Germany has also sought to introduce into the treaty a “transition period” of up to 10 years, during which time countries may continue to use cluster bombs. This clause has been seconded by Britain, France, Switzerland, and Japan.
In pursuing criminal military objectives, the US and Israel have relied increasingly on air power and massive “shock and awe” bombardment campaigns. Within the last decade, US-led cluster bombings in Iraq, Afghanistan, and Kosovo have resulted in the slaughter of thousands of people. According to the anti-cluster bomb organization Cluster Munitions Coalition (CMC), during the 2003 invasion of Iraq and the 1999 bombing of Kosovo more civilians died from cluster bombs than from any other type of weapon. Many thousands more die as a result of the deliberate bombings of civilian infrastructure, including hospitals, roads, and water treatment facilities.
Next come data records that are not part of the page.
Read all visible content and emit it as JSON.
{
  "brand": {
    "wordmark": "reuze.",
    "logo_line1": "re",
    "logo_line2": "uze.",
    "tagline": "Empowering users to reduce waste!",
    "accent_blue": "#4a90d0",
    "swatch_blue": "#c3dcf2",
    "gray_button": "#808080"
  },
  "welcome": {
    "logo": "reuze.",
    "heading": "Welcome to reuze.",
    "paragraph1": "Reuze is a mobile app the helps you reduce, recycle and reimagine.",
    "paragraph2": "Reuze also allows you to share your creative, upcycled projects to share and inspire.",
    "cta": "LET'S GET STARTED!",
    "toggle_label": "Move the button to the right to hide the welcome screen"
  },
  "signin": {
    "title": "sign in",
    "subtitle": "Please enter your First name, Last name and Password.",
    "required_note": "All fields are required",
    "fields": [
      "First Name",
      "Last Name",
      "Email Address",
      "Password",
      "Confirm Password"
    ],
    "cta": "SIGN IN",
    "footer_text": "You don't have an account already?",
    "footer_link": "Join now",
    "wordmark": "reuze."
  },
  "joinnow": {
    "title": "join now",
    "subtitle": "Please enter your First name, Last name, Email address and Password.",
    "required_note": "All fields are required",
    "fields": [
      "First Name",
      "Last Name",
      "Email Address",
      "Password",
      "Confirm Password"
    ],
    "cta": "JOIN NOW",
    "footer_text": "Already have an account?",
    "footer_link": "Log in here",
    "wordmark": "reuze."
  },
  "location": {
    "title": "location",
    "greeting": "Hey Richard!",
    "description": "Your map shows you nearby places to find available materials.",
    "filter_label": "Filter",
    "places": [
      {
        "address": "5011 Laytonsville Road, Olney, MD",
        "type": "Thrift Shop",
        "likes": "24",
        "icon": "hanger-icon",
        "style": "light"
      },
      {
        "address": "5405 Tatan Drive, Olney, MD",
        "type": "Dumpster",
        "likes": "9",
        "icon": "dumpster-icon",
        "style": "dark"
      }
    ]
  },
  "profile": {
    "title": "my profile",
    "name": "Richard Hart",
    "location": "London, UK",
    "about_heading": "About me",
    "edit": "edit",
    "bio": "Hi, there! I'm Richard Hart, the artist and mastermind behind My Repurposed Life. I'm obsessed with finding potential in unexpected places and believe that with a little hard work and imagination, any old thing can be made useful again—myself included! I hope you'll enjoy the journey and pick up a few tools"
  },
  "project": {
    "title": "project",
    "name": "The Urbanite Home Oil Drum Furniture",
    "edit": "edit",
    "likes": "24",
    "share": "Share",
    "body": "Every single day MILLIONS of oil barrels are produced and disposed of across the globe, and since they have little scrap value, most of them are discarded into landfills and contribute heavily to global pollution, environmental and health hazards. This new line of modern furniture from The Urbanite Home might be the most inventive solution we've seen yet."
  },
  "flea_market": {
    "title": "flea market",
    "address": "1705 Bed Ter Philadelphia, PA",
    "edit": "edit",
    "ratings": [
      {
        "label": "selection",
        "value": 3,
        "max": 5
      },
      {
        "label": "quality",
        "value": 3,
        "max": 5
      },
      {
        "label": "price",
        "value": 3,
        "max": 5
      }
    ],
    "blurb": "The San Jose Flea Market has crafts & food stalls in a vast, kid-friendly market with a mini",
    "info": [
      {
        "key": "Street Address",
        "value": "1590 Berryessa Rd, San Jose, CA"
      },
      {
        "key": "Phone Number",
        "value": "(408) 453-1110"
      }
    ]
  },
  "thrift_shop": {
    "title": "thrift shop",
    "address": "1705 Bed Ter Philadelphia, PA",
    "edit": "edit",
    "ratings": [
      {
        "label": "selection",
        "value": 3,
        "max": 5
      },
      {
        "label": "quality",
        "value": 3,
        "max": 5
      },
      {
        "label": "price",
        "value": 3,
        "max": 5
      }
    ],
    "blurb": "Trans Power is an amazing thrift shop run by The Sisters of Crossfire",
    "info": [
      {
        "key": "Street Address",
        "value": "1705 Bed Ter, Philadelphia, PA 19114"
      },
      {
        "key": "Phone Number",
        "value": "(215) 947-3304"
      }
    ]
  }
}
These deaths are considered “collateral damage” by the Bush administration and its allies, an “unfortunate” but acceptable price to be paid by the civilian population.
A May 19 report from the BBC cited the charity Landmine Action, which estimates that in 2003 alone, the US and its military ally Britain dropped 13,000 cluster munitions—between 1.8 million and 2 million bomblets—in its invasion and occupation efforts.
The UN found that during the 2006 Israeli war against Lebanon, the Israeli military fired approximately 4 million cluster bomblets, of which as many as 1 million—one in four—landed without exploding. The bombardments killed at least 300 Lebanese civilians, and the CMC reported that more than 200 civilians died from the unexploded bomblets in the year after the ceasefire.